Owners of investment properties might sometimes like to gift an interest in a property (e.g., to adult children) but retain all the rental income. Their intention is generally to reduce the value of their estates for inheritance tax (IHT) purposes without affecting their standard of living.
Do you have a reservation?
The ’gifts with reservation’ (GWR) IHT anti-avoidance rules (FA 1986, ss 102-102C, Sch 20) are designed to prevent ‘cake and eat it’ situations whereby an individual makes a lifetime gift of an asset (which they hope to survive for at least seven years, so that the gift becomes an exempt transfer) but continues to have the use or enjoyment of that asset. If the GWR rules apply, that asset is treated as forming part of the donor’s death estate for IHT purposes.
The GWR anti-avoidance rules ‘bite’ where an individual gifts property, broadly if the recipient does not immediately assume possession and enjoyment of the property, or if the donor continues to enjoy or benefit from the gifted property. This includes disposals of land by gift, broadly where the donor or his spouse (or civil partner) enjoys a ‘significant right or interest’ or is party to a ‘significant arrangement’ in relation to the land, unless certain specific exceptions apply.
An exception to the GWR rules
For example, the gift of an undivided share of an interest in land is potentially ‘caught’ as a GWR (e.g., the gift of a 50% interest in a house from father to son). However, one exception from a GWR is where the donor does not occupy the land.

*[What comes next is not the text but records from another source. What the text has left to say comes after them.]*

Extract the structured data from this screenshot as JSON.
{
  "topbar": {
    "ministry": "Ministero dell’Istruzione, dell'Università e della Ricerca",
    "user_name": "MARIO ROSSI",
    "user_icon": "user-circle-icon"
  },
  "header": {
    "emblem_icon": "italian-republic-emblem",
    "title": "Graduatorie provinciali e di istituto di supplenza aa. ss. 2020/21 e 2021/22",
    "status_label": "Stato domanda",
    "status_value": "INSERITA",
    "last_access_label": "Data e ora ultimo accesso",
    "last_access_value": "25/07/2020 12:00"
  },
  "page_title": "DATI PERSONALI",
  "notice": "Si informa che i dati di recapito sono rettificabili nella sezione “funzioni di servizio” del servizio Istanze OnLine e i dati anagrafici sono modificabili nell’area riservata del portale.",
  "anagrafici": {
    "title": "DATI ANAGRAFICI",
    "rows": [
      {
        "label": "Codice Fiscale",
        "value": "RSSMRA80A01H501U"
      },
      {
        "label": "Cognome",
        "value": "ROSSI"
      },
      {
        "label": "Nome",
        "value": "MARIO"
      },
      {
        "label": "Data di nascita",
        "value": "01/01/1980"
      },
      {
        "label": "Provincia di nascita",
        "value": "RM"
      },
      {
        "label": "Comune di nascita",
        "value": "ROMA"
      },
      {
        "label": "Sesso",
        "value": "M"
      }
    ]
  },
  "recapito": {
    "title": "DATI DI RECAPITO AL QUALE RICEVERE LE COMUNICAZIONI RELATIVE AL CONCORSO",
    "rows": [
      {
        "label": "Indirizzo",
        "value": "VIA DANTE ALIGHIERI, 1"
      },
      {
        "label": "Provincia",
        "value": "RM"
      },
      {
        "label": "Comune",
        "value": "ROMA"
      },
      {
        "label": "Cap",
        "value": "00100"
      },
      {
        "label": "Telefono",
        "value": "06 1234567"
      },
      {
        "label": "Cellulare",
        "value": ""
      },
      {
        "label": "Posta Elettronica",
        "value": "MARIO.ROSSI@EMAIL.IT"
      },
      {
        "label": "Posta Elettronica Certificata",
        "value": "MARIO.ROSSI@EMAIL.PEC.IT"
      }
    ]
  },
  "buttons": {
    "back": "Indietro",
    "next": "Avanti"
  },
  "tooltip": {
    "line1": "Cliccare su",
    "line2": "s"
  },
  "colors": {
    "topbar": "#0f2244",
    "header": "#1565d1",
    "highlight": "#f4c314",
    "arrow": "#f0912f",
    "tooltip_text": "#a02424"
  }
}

This exception might be relevant where (say) a share of an investment property is being given away. This exception from the GWR rules effectively means that the donor is not (or at least not explicitly) prevented from continuing to benefit from the investment property by continuing to receive the rent.
However, care is needed when considering such a gift. For example:
- The above exception from the GWR rules apply to the gift of an ‘undivided share of an interest in land’ (i.e., not all of it).
- The gift of the property interest from father to son in the above example is a potentially exempt transfer. The gift could therefore become a chargeable transfer if father dies within seven years of making it.
- For capital gains tax (CGT) purposes, father has made a disposal of the property interest at market value. A CGT liability may therefore arise if there is a gain on the property.
Could such a gift be caught by other anti-avoidance measures, such as the general anti-abuse rule? Whilst some commentators consider that it is not caught, a possible challenge by HM Revenue and Customs cannot be ruled out. Expert advice should therefore be sought on the tax and non-tax (e.g., legal) implications of the gift of an interest in an asset (e.g., a share of an investment property, such as in the example above) where necessary. This should especially be the case in more complicated circumstances (e.g., if the gift of an interest in land is being made into a trust, as opposed to another individual).